Date: Sun, 03 Nov 2013 21:24:49 +0100
Liebe Mitmuminist/inn/en in aller Welt,
ein ganzes Jahr wollte ich nun doch nicht warten, bis ich den nächsten Rundbrief schreibe... Da bin ich wieder. Musste mich ein bisschen neu sortieren, auch in meiner Identität als Muminforscher, was eine kleine Pause im eigentlich doch immerwährenden Hobby bedingte. Doch nun scheint es mit erfrischten und sogar noch gesteigerten Kräften wieder ans Werk zu gehen. Da ich so lange schwieg, kommt alles heute in etwas geraffter Form.
Das nächste Jahr bringt den 100. Geburtstag von Tove Jansson mit sich, und im Augenblick hat es noch die Anmutung der Ruhe vor dem Sturm, aus der sich erst einzelne Anzeichen herauslesen lassen.
Die offizielle Webseite zum Thema ist hier:
http://www.tove100.com/ [nicht mehr vorhanden]
Demnach wird es neben einigen anderen Einzelveranstaltungen in aller Welt eine größere Ausstellung im Ateneum in Helsinki geben (14. 3. – 7. 9. 2014).

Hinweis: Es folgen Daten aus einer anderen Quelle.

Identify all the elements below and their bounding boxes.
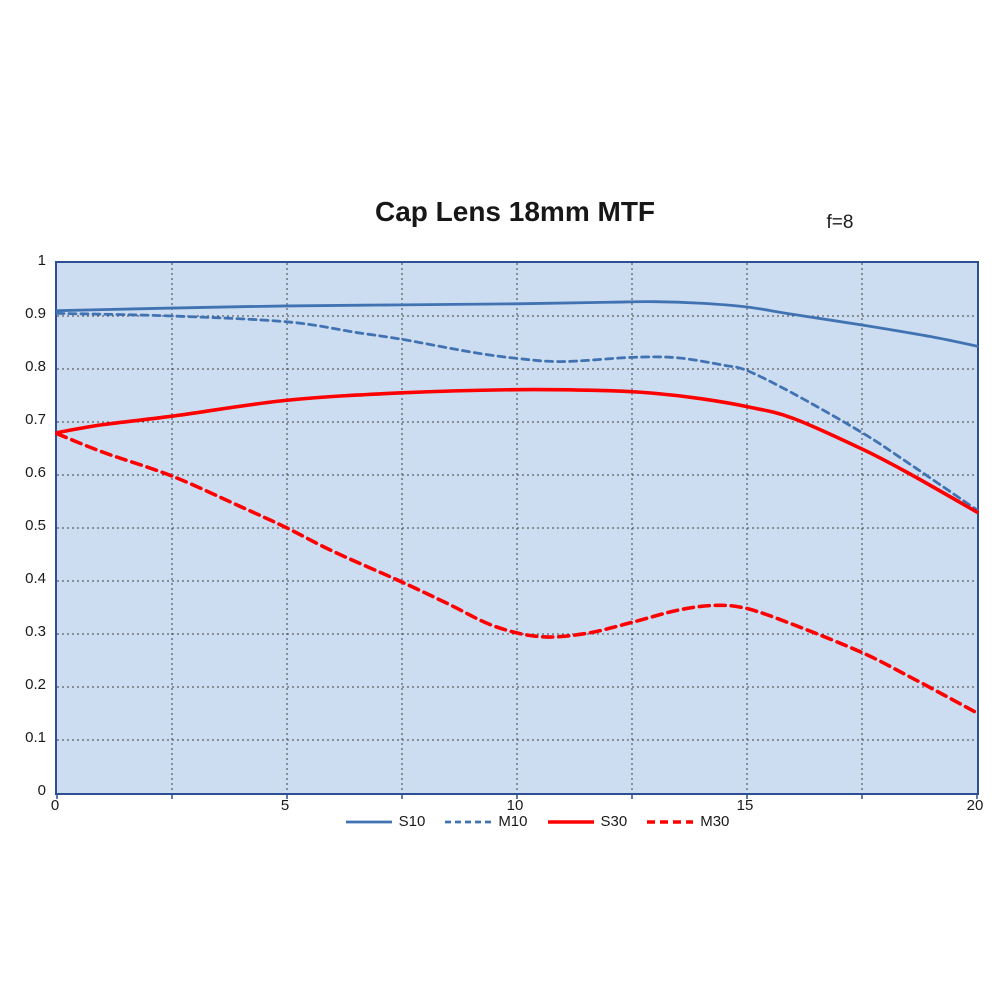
legend-swatch-s30-line <box>547 819 594 824</box>
legend-label: S10 <box>398 813 426 830</box>
legend-item-m10: M10 <box>444 813 528 830</box>
aperture-annotation: f=8 <box>826 212 854 233</box>
x-tick-label: 0 <box>50 797 60 814</box>
y-axis-labels: 0 0.1 0.2 0.3 0.4 0.5 0.6 0.7 0.8 0.9 1 <box>0 0 46 1000</box>
x-tick-label: 5 <box>280 797 290 814</box>
y-tick-label: 0.3 <box>25 623 46 640</box>
chart-canvas <box>55 263 979 799</box>
plot-area <box>55 261 979 799</box>
y-tick-label: 0.1 <box>25 729 46 746</box>
y-tick-label: 0.6 <box>25 464 46 481</box>
y-tick-label: 0.2 <box>25 676 46 693</box>
legend-label: M30 <box>700 813 730 830</box>
legend-swatch-s10-line <box>345 820 392 823</box>
series-line-m30 <box>55 431 979 715</box>
y-tick-label: 0.4 <box>25 570 46 587</box>
chart-title: Cap Lens 18mm MTF <box>374 196 656 227</box>
series-line-m10 <box>55 311 979 512</box>
y-tick-label: 0.9 <box>25 305 46 322</box>
legend-label: S30 <box>600 813 628 830</box>
legend-swatch-m30-line <box>647 819 694 824</box>
series-line-s30 <box>55 387 979 514</box>
x-tick-label: 20 <box>966 797 984 814</box>
y-tick-label: 0 <box>37 782 46 799</box>
legend-label: M10 <box>498 813 528 830</box>
x-tick-label: 10 <box>506 797 524 814</box>
y-tick-label: 0.7 <box>25 411 46 428</box>
y-tick-label: 0.5 <box>25 517 46 534</box>
legend-item-s30: S30 <box>547 813 628 830</box>
legend-swatch-m10-line <box>445 820 492 823</box>
chart-legend: S10 M10 S30 M30 <box>77 813 997 830</box>
series-line-s10 <box>55 300 979 348</box>
legend-item-m30: M30 <box>646 813 729 830</box>
x-tick-label: 15 <box>736 797 754 814</box>
y-tick-label: 0.8 <box>25 358 46 375</box>
legend-item-s10: S10 <box>345 813 426 830</box>
y-tick-label: 1 <box>37 252 46 269</box>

Eine weitere geplante Ausstellung ist offenbar kommerzielleren Charakters, sie dreht sich um Merchandising- und Lizenzprodukte rund um den Mumin-Kosmos und ist erstmal nur den Fachbesuchern der bedeutenden Einrichtungsmesse Forex zugänglich:
Die finnische Post wird ein Briefmarken-Doppelpack herausbringen:
http://www.posti.fi/english/current/2013/20131016_stamps.html
Überlegungen, eine Straße in Helsinki nach Tove zu benennen, gibt es ja schon länger, aber selbst so kurz vor einem wirklich passenden Termin scheint es noch wenig Konkretes zu geben:
http://svenska.yle.fi/artikel/2013/04/03/tove-janssons-gata-men-var
Ein Ereignis wird sicher der neu handgezeichnete Kinofilm, der offenbar eine Adaption vor allem des Comics »Mumin an der Riviera« [C03] darstellt, evtl. mit Beimischungen aus »Mumin auf der einsamen Insel« [C04]:
http://www.handleproductions.com/moomins/
Schon erschienen ist eine neue Tove-Jansson-Monografie, geschrieben von der finnischen Kunsthistorikerin Tuula Karjalainen und (übersetzt) betitelt: »Tove Jansson – arbeiten und lieben«. Ich weiß von finnisch- und schwedischsprachigen Ausgaben und vernahm Gerüchte von einer geplanten Übersetzung ins Japanische, evtl. auch ins Englische. Auf deutsch ist man ja an Schmalhans Küchenmeister in dieser Hinsicht gewöhnt. [Nachtrag: hier unkte ich zu Unrecht, denn eine deutsche Version erschien 2014 u. d. T. »Tove Jansson – Die Biografie« bei Urachhaus]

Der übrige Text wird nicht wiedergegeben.